1. YAZARLAR

  2. İhsan Dağı

  3. Bu dil kimin? Devletin mi?
İhsan Dağı

İhsan Dağı

Yazarın Tüm Yazıları >

Bu dil kimin? Devletin mi?

31 Aralık 2010 Cuma 02:16A+A-

Günlerdir 'dil meselesi'ni tartışıyoruz. Genelkurmay, bu konuda bildiri yayınlıyor, MGK gündeminin başını 'dil meselesi' işgal ediyor. Türkçeye gösterilen bu hassasiyete sevinsem mi, üzülsem mi bilemiyorum.

Çünkü dilimiz Türkçe, adeta devletinmiş gibi muamele görüyor. Oysa dil, halka ait, devlete değil.

Dilin 'devletleştirilmesi' işini birileri iyice abartmış. Türk Dil Kurumu, Türkçedeki bazı deyim ve atasözleri babasının malıymış gibi sözlüğünden çıkarmaya karar vermiş.

Bu 'temizlik' operasyonunun Devlet Bakanı Mehmet Aydın'ın direktifiyle başladığını okuduğumda açıkçası inanmadım. İnternet çağının popüler-asparagas haberlerinden biri sandım.
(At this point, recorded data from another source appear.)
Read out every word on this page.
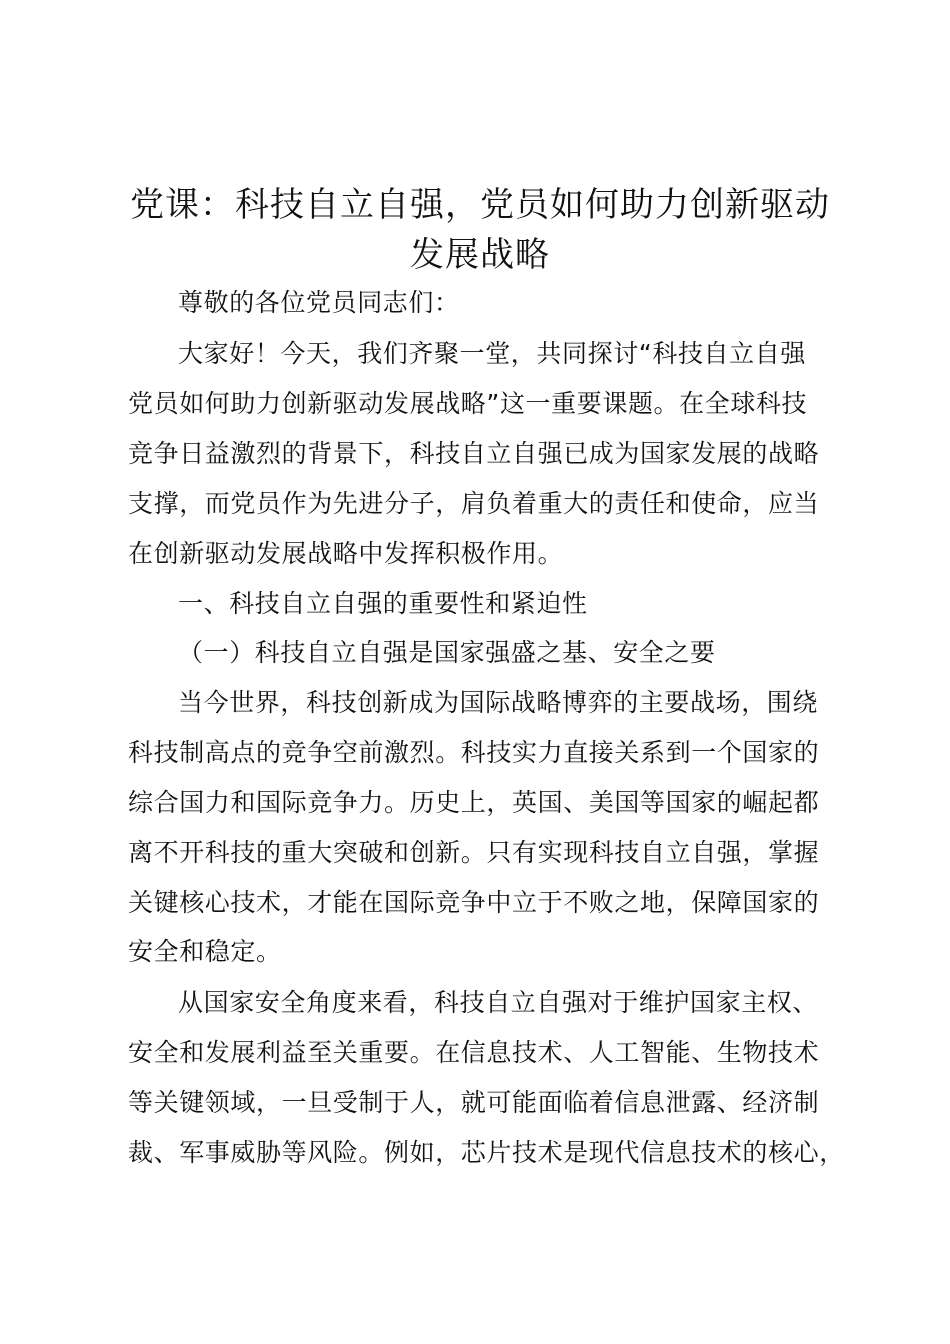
党课：科技自立自强，党员如何助力创新驱动
发展战略
尊敬的各位党员同志们：
大家好！今天，我们齐聚一堂，共同探讨“科技自立自强
党员如何助力创新驱动发展战略”这一重要课题。在全球科技
竞争日益激烈的背景下，科技自立自强已成为国家发展的战略
支撑，而党员作为先进分子，肩负着重大的责任和使命，应当
在创新驱动发展战略中发挥积极作用。
一、科技自立自强的重要性和紧迫性
（一）科技自立自强是国家强盛之基、安全之要
当今世界，科技创新成为国际战略博弈的主要战场，围绕
科技制高点的竞争空前激烈。科技实力直接关系到一个国家的
综合国力和国际竞争力。历史上，英国、美国等国家的崛起都
离不开科技的重大突破和创新。只有实现科技自立自强，掌握
关键核心技术，才能在国际竞争中立于不败之地，保障国家的
安全和稳定。
从国家安全角度来看，科技自立自强对于维护国家主权、
安全和发展利益至关重要。在信息技术、人工智能、生物技术
等关键领域，一旦受制于人，就可能面临着信息泄露、经济制
裁、军事威胁等风险。例如，芯片技术是现代信息技术的核心，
Ama birkaç gün sonra Bakan'dan açıklama gelince şaşırdım, özellikle gerekçeye... Meğer haber doğruymuş; gerekçe ise vahim.

Bakan Aydın, şöyle diyor: "Yeni sözlükte 'Altta kalanın canı çıksın', 'Bana dokunmayan yılan bin yıl yaşasın', 'Kadının sırtından sopayı, karnından sıpayı eksik etmeyeceksin' türünden sözlerle, 'Eksik etek', 'Kaşık düşmanı' gibi deyimlerin genç kuşaklara aktarılmasında bir YARAR OLMAMASI nedeniyle böyle bir karar alındı."

'Yararlı-yararsız' kelime, deyim ve atasözü ayrımı yapmaya başlayınca artık 'toplum mühendisliği' işine girmişsinizdir; üstelik bu mühendislik en olmayacak bir alanda, dilde. Sonu da yok... Bu mantık, sadece 'dil'e sözlükler yoluyla müdahale etmekle de kalmaz; kafanızdaki 'kendi doğrularınızı' kamu otoritesini kullanarak halka dayatmaya kadar varır. Aslında dile müdahale, tarihi ve toplumsal hafızayı 'yeniden yazmak' girişimidir. Kendinde bu gücü görenler de 'muhayyel' toplum ve siyaset modellerini gerçekleştirmek uğruna hiçbir sınır tanımazlar.

Siyaset, din ve toplum üzerinde mühendislik girişimlerine karşı çıkanlar 'dil' üzerinde mühendislik yapmaya kalkışmasınlar. Bilsinler ki birine evet dediklerinde her alanda müdahaleye cevaz vermiş olurlar... Dile müdahale edenler, dine de siyasete de müdahale ederler...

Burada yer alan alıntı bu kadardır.